Me pregunto, quizá con cierta ingenuidad, qué tiene que ocurrir para que el presidente de un gobierno democrático contribuya a despejar las dudas que pesan sobre su gestión y su honorabilidad. Echar balones fuera y refugiarse en el habitual “y tú más” difícilmente ayuda a salir indemne de una situación tan enrevesada. Lo que en un principio algunos consideraron simples patrañas o exageraciones se ha ido transformando, con el paso del tiempo, en una sucesión de hechos difíciles de ignorar. Y uno ya no sabe qué más tendría que suceder. En muchas democracias avanzadas, especialmente en los países nórdicos, la dimisión se ha normalizado como una muestra de responsabilidad política ante la más mínima negligencia. Aferrarse al poder como a un clavo ardiendo puede resultar contraproducente. Primero, por la imagen de deterioro institucional que proyecta; segundo, porque acaba erosionando al propio partido. Lo digo con pesar, ya que siempre lo he votado. Hoy lo veo desgastado por la acumulación de errores, escándalos, promesas incumplidas y una preocupante incapacidad para alcanzar consensos básicos. Tampoco deseo que el remedio resulte peor que la enfermedad. Ese temor, legítimo y compartido por muchos, no debería convertirse en una coartada para la inacción. Una democracia sana exige asumir riesgos y aceptar la alternancia cuando las circunstancias lo demandan. Cuando cayó el gobierno anterior mediante una moción de censura plenamente legítima, muchos lo celebramos porque era necesario poner fin a una situación insostenible. Sin embargo, ahora asistimos a dinámicas que recuerdan demasiado a aquellas que entonces se denunciaban. Por eso resulta difícil no percibir una amarga ironía al escuchar a algunos antiguos responsables políticos pontificar sobre la corrupción. Al mismo tiempo, me resisto a atrincherarme tras el muro ideológico que divide cada vez más a nuestro país, y quizá también a Europa y al mundo. Quienes defendemos la verdad, la responsabilidad y la decencia pública no deberíamos vernos obligados a elegir entre dos extremos. Ni la resignación ante los abusos ni la ausencia de normas constituyen una solución.

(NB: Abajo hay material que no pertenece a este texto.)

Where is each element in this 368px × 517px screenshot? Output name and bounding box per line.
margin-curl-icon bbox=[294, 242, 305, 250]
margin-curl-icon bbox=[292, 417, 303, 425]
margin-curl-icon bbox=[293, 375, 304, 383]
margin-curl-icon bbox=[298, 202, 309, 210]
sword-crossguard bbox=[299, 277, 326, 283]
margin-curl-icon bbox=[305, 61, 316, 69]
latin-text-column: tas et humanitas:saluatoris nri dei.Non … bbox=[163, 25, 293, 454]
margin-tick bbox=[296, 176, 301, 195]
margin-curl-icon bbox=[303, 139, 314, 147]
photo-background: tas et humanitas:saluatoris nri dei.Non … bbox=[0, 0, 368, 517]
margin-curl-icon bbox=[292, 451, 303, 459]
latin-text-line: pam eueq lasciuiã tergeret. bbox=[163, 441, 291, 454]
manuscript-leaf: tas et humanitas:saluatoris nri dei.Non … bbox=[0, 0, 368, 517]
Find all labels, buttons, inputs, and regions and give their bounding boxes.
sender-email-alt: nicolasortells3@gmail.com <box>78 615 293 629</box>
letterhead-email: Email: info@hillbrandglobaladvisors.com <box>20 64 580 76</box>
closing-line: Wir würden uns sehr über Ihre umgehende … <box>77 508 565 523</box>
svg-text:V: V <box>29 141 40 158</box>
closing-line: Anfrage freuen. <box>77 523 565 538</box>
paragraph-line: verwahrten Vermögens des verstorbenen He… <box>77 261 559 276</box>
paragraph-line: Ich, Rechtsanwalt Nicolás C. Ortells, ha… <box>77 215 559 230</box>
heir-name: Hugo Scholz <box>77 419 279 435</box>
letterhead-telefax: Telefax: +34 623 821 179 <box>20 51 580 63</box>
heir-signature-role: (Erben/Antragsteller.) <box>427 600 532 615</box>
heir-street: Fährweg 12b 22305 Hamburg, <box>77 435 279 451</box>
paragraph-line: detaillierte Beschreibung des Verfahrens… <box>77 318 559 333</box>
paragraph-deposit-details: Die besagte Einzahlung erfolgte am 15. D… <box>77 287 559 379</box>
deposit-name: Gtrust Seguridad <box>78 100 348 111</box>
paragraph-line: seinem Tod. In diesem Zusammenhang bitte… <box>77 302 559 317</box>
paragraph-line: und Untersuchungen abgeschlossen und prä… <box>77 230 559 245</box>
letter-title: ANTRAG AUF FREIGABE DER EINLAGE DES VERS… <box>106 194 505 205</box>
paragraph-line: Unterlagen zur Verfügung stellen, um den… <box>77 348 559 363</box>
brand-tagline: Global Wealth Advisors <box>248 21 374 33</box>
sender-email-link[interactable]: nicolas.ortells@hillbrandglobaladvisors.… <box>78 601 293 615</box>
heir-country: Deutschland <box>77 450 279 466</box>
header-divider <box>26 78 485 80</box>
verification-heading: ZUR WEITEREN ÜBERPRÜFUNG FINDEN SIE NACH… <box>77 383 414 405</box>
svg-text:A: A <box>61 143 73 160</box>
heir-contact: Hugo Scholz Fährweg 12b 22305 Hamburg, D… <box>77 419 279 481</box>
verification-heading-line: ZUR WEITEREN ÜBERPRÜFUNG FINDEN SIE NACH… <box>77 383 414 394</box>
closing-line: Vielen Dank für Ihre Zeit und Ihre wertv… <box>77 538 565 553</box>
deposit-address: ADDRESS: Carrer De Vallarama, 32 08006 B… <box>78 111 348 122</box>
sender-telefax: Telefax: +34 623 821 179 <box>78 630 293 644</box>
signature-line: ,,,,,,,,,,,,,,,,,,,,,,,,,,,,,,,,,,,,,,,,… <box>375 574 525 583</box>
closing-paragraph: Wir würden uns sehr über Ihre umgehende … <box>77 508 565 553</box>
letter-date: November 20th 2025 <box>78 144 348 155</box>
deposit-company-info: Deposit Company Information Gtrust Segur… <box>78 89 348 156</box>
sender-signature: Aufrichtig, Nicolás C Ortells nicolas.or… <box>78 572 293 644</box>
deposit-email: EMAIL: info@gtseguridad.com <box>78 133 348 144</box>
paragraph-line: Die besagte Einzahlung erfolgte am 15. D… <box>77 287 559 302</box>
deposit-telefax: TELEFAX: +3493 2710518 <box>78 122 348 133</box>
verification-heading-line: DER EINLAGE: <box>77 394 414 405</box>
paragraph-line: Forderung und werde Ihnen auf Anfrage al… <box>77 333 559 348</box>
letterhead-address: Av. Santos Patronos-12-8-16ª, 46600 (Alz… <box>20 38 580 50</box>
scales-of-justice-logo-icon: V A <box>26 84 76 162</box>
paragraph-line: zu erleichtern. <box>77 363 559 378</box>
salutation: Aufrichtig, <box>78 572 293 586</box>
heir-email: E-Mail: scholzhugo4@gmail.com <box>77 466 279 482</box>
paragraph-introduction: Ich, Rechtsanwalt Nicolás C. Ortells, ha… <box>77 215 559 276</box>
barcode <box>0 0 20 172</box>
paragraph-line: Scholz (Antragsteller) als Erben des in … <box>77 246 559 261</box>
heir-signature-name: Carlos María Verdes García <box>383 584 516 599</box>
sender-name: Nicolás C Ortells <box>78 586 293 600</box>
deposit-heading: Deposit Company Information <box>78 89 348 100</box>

La indiferencia social ante determinados comportamientos y la exageración interesada de otros alimentan la polarización y fortalecen los discursos más radicales. Debemos seguir siendo solidarios con quienes buscan refugio, oportunidades o una vida mejor. Pero también es razonable exigir que quienes llegan para integrarse rechacen con la misma firmeza a quienes pretenden quebrar la convivencia y erosionar la paz que Europa ha construido durante generaciones.

 *Tengo confianza en la justicia,  las instituciones y la moral de la gente. Aunque a veces te hagan dudar.




Comentarios

  1. Como bien dices, los que hemos votado toda la vida las políticas sociales, estamos estupefactos de cómo se están deteriorando las instituciones públicas, por inacción, porque no vale justificarlo todo con que somos la economia que mas crece de toda la eurozona (eso dice la macroeconomía, habría que preguntar a muchos hogares de este país cómo se las arregla). Pero también entiendo que el gobierno no quiera adelantar elecciones porque eso sería asumir la derrota cuando "todo va bien". Por eso creo que está en la responsabilidad ciudadana que esto no termine en catástrofe. Mi receta: votar nuevos partidos que se ciñan a tu ideología en las elecciones loco-regionales y votar al partido que se ciñe a tu parecer en las generales. O votar en blanco. Yo he sido un servidor público toda mi vida y me apena ver como todo lo público se deteriora.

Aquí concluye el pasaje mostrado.